Date: Jan 22, 2013 7:05 AM Author: Pentcho Valev Subject: THE GENESIS OF DOUBLETHINK IN EINSTEINIANA Exceeding the speed of light without actually exceeding it:
"Dr Michio Kaku reveals how we really could one day build a warp drive and set out on our own star trek."
Needless to say, Michio Kaku just practices doublethink:
George Orwell: "Doublethink means the power of holding two contradictory beliefs in one's mind simultaneously, and accepting both of them. (...) ...with the lie always one leap ahead of the truth."
When did doublethink start in Einsteiniana? From the very beginning: Einstein's 1905 papers implied that the speed of light both depends and does not depend on the speed of the light source:
Relativity and Its Roots, Banesh Hoffmann: "Moreover, if light consists of particles, as Einstein had suggested in his paper submitted just thirteen weeks before this one, the second principle seems absurd: A stone thrown from a speeding train can do far more damage than one thrown from a train at rest; the speed of the particle is not independent of the motion of the object emitting it. And if we take light to consist of particles and assume that these particles obey Newton's laws, they will conform to Newtonian relativity and thus automatically account for the null result of the Michelson-Morley experiment without recourse to contracting lengths, local time, or Lorentz transformations. Yet, as we have seen, Einstein resisted the temptation to account for the null result in terms of particles of light and simple, familiar Newtonian ideas, and introduced as his second postulate something that was more or less obvious when thought of in terms of waves in an ether."
The lie (the speed of light does not depend on the speed of the light source) was all along one leap ahead of the truth (the speed of light depends on the speed of the light source) so the truth only showed up two times in Einstein's writings - in 1909 and in 1954:
Albert Einstein (1909): "A large body of facts shows undeniably that light has certain fundamental properties that are better explained by Newton's emission theory of light than by the oscillation theory. For this reason, I believe that the next phase in the development of theoretical physics will bring us a theory of light that can be considered a fusion of the oscillation and emission theories."
Albert Einstein (1954): "I consider it entirely possible that physics cannot be based upon the field concept, that is on continuous structures. Then nothing will remain of my whole castle in the air, including the theory of gravitation, but also nothing of the rest of contemporary physics."
Clues showing that the departure from the field concept of light is tantamount to a departure from Einstein's 1905 light postulate and an adoption of the variable speed of light predicted by Newton's emission theory of light:
"The two first articles (January and March) establish clearly a discontinuous structure of matter and light. The standard look of Einstein's SR is, on the contrary, essentially based on the continuous conception of the field."

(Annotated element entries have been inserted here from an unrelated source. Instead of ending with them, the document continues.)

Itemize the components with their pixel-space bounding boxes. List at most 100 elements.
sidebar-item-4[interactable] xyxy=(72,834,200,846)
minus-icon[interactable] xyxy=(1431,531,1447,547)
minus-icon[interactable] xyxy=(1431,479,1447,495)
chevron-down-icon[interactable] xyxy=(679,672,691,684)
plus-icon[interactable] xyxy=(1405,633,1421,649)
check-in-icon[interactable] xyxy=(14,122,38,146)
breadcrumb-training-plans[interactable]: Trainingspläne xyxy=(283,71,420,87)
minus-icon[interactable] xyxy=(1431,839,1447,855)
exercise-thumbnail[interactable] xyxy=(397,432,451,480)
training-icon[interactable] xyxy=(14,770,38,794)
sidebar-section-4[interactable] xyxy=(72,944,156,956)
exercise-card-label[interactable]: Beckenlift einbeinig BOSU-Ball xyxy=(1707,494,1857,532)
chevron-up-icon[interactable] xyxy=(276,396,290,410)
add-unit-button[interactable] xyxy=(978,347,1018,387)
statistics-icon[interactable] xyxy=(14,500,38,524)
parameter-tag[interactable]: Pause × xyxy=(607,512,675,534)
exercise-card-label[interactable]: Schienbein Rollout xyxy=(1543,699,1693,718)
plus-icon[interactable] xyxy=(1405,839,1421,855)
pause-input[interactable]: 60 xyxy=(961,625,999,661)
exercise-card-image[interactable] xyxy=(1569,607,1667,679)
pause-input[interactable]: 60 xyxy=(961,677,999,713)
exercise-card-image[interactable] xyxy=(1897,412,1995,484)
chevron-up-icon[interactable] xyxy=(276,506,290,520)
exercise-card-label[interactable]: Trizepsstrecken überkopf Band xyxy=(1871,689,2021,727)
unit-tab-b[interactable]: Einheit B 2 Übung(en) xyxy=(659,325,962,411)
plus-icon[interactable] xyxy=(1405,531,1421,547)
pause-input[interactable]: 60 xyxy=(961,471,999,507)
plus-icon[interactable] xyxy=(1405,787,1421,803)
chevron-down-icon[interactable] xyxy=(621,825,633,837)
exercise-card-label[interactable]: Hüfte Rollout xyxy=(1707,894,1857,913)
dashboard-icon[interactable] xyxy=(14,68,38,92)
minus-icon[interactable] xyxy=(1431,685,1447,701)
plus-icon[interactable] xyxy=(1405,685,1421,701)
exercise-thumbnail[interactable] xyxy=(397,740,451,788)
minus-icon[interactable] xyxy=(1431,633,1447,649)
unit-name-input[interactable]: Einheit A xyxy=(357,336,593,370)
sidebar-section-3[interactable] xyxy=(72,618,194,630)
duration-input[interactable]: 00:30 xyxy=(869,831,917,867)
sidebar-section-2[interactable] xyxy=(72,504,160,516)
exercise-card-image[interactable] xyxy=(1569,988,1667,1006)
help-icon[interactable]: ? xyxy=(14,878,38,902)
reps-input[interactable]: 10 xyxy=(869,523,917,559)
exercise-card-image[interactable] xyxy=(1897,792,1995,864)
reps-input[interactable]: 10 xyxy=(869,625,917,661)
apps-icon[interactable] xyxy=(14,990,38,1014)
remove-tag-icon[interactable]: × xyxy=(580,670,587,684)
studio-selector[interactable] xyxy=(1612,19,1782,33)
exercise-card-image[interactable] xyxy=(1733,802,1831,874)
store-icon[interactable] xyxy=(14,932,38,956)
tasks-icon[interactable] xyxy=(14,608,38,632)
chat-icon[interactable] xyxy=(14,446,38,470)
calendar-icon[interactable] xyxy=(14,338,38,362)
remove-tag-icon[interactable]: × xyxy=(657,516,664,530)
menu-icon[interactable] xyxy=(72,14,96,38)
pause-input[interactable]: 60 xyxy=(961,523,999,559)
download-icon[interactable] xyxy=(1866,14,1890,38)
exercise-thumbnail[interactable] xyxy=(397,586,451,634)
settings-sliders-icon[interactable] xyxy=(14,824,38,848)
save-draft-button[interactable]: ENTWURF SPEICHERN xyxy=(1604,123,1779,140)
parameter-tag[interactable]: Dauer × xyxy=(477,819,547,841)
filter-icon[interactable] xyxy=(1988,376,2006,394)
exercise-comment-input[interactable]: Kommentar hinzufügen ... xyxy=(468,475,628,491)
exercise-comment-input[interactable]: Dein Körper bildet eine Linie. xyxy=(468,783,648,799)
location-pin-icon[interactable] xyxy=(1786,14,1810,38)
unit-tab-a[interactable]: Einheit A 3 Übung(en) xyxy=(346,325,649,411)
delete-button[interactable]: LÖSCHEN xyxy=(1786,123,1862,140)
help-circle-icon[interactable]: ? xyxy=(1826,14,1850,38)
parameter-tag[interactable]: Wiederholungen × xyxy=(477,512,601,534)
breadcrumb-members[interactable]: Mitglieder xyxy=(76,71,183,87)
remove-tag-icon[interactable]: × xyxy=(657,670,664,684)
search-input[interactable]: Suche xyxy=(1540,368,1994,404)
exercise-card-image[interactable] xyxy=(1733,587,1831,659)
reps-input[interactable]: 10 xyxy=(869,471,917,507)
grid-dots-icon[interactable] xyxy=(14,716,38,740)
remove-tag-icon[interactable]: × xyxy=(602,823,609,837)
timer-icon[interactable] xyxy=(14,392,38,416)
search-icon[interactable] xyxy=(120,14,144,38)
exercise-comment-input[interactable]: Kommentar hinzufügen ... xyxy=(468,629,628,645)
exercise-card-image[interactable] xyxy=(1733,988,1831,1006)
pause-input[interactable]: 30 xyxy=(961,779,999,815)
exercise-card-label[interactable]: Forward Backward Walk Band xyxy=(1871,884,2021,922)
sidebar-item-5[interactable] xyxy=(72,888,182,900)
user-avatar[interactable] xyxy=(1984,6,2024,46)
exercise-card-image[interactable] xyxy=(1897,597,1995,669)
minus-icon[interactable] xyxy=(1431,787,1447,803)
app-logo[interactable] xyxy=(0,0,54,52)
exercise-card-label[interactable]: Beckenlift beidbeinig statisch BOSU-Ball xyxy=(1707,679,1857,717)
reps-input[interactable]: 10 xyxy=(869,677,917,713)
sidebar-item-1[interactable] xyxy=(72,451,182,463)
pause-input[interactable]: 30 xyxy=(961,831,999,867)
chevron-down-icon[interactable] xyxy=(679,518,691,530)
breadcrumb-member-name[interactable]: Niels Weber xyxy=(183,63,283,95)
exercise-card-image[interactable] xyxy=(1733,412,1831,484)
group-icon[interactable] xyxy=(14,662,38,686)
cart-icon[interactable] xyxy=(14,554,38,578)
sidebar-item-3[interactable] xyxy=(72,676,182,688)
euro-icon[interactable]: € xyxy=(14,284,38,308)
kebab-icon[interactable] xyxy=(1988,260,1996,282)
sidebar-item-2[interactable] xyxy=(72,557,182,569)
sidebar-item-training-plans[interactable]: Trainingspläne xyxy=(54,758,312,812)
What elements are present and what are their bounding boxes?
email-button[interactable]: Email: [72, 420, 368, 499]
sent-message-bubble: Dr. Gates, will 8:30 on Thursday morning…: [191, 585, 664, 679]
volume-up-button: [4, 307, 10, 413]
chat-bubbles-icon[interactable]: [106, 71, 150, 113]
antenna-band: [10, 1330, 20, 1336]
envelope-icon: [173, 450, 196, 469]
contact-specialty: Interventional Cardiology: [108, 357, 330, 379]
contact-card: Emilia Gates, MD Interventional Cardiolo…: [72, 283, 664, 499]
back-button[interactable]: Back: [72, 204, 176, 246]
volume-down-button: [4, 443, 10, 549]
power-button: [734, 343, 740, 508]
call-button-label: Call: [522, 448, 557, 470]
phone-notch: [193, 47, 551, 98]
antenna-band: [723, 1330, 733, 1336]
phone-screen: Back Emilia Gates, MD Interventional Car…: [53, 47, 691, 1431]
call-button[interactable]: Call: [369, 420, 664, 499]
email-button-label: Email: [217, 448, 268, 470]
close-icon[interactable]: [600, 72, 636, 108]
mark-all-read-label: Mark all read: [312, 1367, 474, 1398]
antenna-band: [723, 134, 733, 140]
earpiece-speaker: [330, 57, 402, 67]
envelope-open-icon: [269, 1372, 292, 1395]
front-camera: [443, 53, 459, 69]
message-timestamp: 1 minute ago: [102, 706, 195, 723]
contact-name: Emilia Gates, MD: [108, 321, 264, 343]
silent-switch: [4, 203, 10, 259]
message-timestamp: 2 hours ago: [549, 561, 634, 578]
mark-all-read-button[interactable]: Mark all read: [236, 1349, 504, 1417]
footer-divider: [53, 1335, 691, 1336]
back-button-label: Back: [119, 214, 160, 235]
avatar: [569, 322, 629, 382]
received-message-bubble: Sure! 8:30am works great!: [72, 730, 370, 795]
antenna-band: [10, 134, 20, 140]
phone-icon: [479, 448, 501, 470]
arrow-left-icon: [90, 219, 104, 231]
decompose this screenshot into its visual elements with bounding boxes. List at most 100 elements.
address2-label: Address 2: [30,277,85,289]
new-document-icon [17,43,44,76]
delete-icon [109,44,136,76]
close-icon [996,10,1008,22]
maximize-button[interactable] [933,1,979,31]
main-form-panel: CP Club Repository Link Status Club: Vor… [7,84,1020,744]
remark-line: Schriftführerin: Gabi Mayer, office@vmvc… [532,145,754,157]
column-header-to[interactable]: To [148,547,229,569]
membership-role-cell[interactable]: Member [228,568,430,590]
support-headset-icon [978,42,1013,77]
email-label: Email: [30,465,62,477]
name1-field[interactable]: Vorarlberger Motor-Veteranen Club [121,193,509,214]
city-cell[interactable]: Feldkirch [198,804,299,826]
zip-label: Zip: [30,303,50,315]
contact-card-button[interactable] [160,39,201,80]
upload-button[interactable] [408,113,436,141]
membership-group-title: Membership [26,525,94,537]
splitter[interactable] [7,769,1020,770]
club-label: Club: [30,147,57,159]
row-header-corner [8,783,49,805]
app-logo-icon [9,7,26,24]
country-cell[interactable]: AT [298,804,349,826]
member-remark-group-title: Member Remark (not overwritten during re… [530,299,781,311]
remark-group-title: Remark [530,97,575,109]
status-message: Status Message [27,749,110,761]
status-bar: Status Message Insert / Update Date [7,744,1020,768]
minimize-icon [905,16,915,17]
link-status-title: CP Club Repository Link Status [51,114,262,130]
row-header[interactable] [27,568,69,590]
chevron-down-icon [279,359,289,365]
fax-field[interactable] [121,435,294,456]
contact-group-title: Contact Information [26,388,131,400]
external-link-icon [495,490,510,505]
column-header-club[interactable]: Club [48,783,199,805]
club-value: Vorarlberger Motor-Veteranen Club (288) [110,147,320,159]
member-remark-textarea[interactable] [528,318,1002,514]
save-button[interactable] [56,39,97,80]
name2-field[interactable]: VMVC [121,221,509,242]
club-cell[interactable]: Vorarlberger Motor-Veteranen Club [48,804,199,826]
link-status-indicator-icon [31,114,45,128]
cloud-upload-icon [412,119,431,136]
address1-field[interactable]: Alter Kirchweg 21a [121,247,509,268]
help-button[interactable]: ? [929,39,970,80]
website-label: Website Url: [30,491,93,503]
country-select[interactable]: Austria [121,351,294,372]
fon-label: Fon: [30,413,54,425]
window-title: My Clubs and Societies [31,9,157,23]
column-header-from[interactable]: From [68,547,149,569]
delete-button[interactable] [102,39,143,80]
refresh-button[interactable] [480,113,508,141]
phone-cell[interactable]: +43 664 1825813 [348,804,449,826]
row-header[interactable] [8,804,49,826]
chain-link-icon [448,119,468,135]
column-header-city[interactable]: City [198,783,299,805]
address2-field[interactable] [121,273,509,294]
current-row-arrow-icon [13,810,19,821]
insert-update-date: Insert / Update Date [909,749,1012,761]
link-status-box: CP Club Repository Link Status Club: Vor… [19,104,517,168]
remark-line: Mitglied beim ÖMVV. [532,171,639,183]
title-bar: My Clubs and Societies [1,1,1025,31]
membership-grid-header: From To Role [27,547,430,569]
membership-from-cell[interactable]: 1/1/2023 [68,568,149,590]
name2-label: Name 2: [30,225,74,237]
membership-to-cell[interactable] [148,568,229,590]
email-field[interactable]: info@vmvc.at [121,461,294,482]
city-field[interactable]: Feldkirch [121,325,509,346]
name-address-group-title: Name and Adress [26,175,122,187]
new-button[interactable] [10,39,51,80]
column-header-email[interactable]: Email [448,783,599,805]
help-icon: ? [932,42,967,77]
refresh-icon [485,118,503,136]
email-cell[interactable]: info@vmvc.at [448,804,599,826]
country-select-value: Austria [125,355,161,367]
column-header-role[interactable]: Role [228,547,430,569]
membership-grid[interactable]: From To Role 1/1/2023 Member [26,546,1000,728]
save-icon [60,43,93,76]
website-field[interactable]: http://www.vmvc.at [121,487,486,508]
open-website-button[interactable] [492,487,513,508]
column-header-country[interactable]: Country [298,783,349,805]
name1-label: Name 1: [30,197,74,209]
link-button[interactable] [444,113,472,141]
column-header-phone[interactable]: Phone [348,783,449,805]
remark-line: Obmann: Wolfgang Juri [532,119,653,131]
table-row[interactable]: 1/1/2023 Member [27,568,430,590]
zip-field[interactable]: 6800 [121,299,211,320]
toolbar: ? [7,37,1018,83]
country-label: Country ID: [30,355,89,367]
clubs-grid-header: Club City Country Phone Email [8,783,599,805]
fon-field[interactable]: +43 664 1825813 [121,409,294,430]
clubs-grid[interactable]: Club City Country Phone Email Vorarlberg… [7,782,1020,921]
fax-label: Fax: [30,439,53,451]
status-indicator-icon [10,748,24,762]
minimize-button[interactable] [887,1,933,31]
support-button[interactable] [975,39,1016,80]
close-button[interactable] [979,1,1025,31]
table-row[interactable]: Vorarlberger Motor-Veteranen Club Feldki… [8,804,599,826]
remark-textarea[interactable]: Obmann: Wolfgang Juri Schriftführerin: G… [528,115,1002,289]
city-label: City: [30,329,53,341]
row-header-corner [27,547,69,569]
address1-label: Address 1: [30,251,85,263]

"And then, in June, Einstein completes special relativity, which adds a twist to the story: Einstein's March paper treated light as particles, but special relativity sees light as a continuous field of waves."
Einstein and the Changing Worldviews of Physics, Einstein Studies, 2012, Volume 12, Part 1, 23-37, The Newtonian Theory of Light Propagation, Jean Eisenstaedt: "It is generally thought that light propagation cannot be treated in the framework of Newtonian dynamics. However, at the end of the 18th century and in the context of Newton's Principia, several papers, published and unpublished, offered a new and important corpus that represents a detailed application of Newton's dynamics to light. In it, light was treated in precisely the same way as material particles. This most interesting application - foreshadowed by Newton himself in the Principia - constitutes a relativistic optics of moving bodies, of course based on what we nowadays refer to as Galilean relativity, and offers a most instructive Newtonian analogy to Einsteinian special and general relativity (Eisenstaedt, 2005a; 2005b). These several papers, effects, experiments, and interpretations constitute the Newtonian theory of light propagation. I will argue in this paper, however, that this Newtonian theory of light propagation has deep parallels with some elements of 19th century physics (aberration, the Doppler effect) as well as with an important part of 20th century relativity (the optics of moving bodies, the Michelson experiment, the deflection of light in a gravitational field, black holes, the gravitational Doppler effect). (...) A relativistic optics of moving bodies: a corpuscle of light is subject to Galilean kinematics, and thus to its principle of relativity as well as to the corresponding theorem of the addition of velocities. (...) Not so surprisingly, neither the possibility of a Newtonian optics of moving bodies nor that of a Newtonian gravitational theory of light has been easily "seen," neither by relativists nor by historians of physics; most probably the "taken-for-granted fact" of the constancy of the velocity of light did not allow thinking in Newtonian terms."